Between the recommendation of a pilot project in 1965 and its inauguration in 1967 a number of volunteer groups set about the job of working out the details of what should be taught and how. During this time they consulted extensively with others, perhaps most notably with Prof. Joseph Tussman of the UC Berkeley Philosophy Department, who was himself then engaged in overseeing the early days of an ambitious two-year program patterned on Meiklejohn’s experimental college at Wisconsin in the 1930s (see Joseph Tussman, Experiment at Berkeley, OUP, 1968). In these two run-up years Arts One thereby took on new influences and acquired more complex ancestries.
The Experimental College Program died after four years, the victim not of educational failure but of an inability to find an organisational niche in Berkeley’s departmental structure. Arts One, operating out of a dilapidated “temporary” building between Commerce and Education, usually on a thin budget and sometimes on none at all, surviving early charges of dilettantism and 1960s silliness, is now about to celebrate its 25th anniversary. More than 5,000 students have been graduated from the program, taught through the years by as many as a hundred faculty members from around the campus but mostly by a stage army of enthusiasts within the Faculty of Arts itself.
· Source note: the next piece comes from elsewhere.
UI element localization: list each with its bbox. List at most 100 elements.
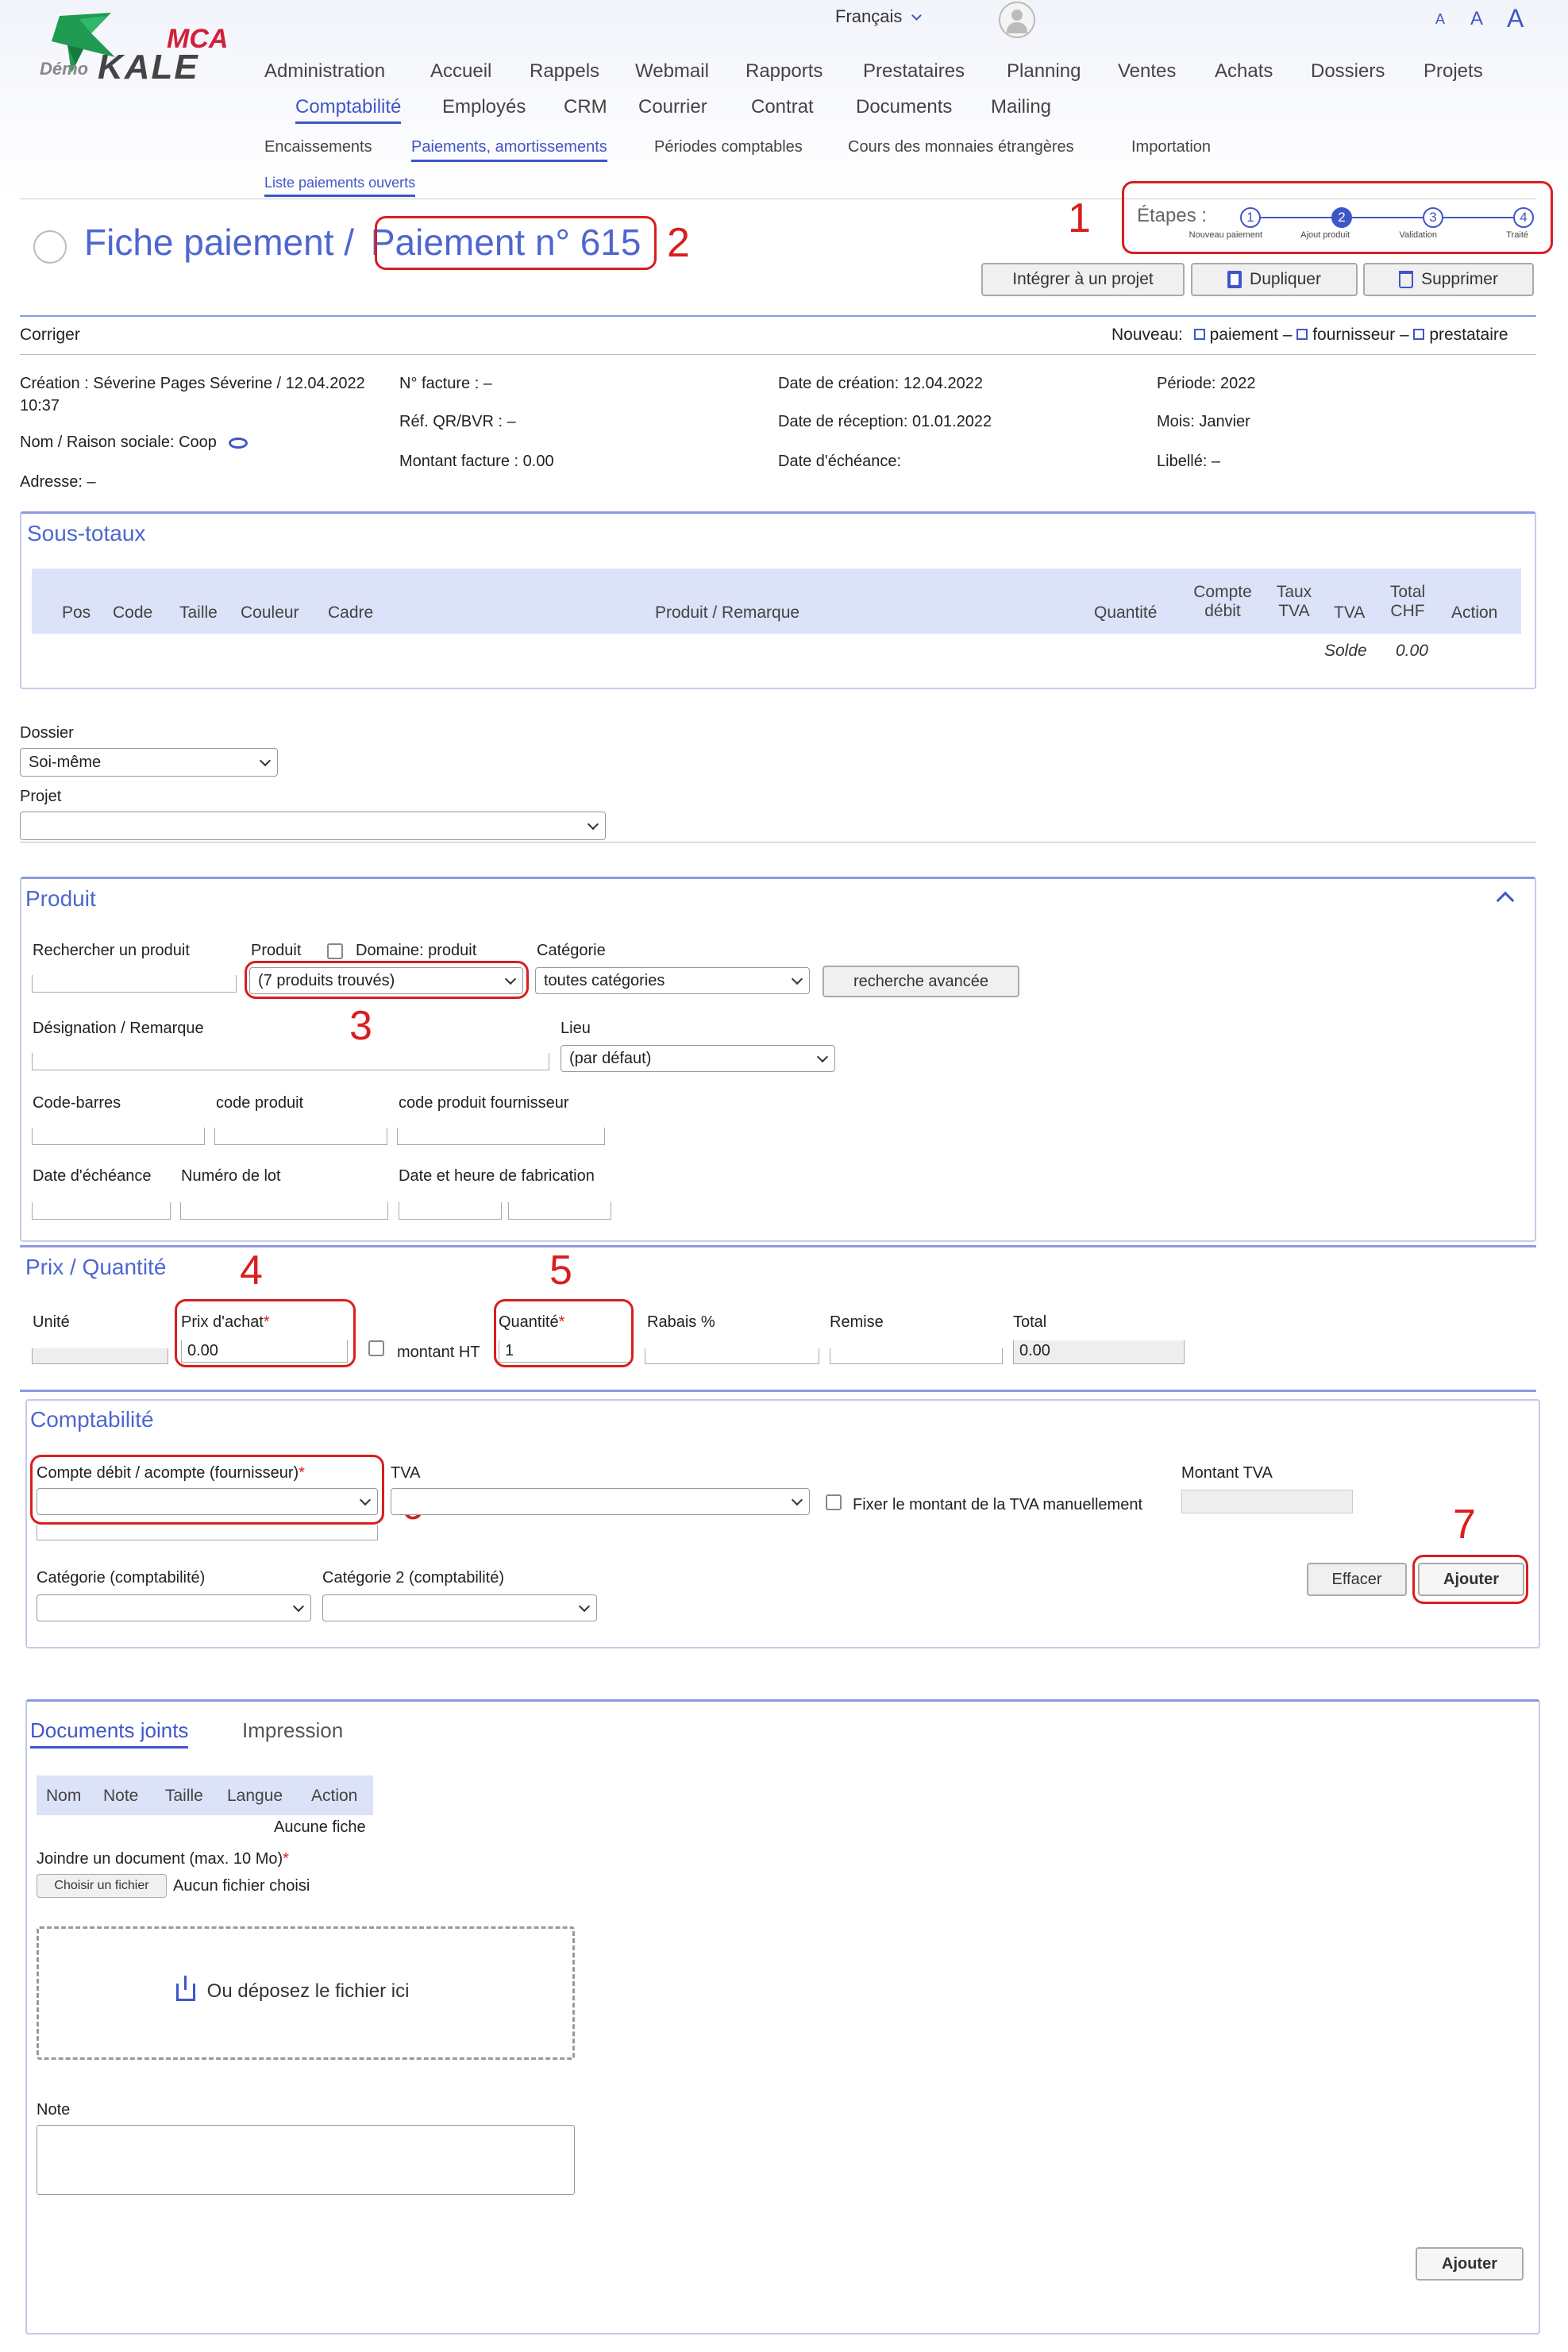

A recent evaluation of the program’s accomplishments, prepared by a Dean’s committee under the chairmanship of Prof Egerton, spoke of it in terms with could fairly be described as glowing. More recently still, the program acquired the cachet of favourable mention in Maclean’s Magazine. Its reputation, in truth, is now distinguished and nation-wide.
Meanwhile, the freshman year in UBC’s Faculty of Arts looks much the same as it did to the authors of Discipline and Discovery. Whether that should be a matter for concern is not fur us to say. But those of us who have been associated with Arts One over the last quarter century are happy to have had the chance of offering an alternative; happier still, dare we say, that a number of others now think that it is an alternative which has something like an exemplary look to it.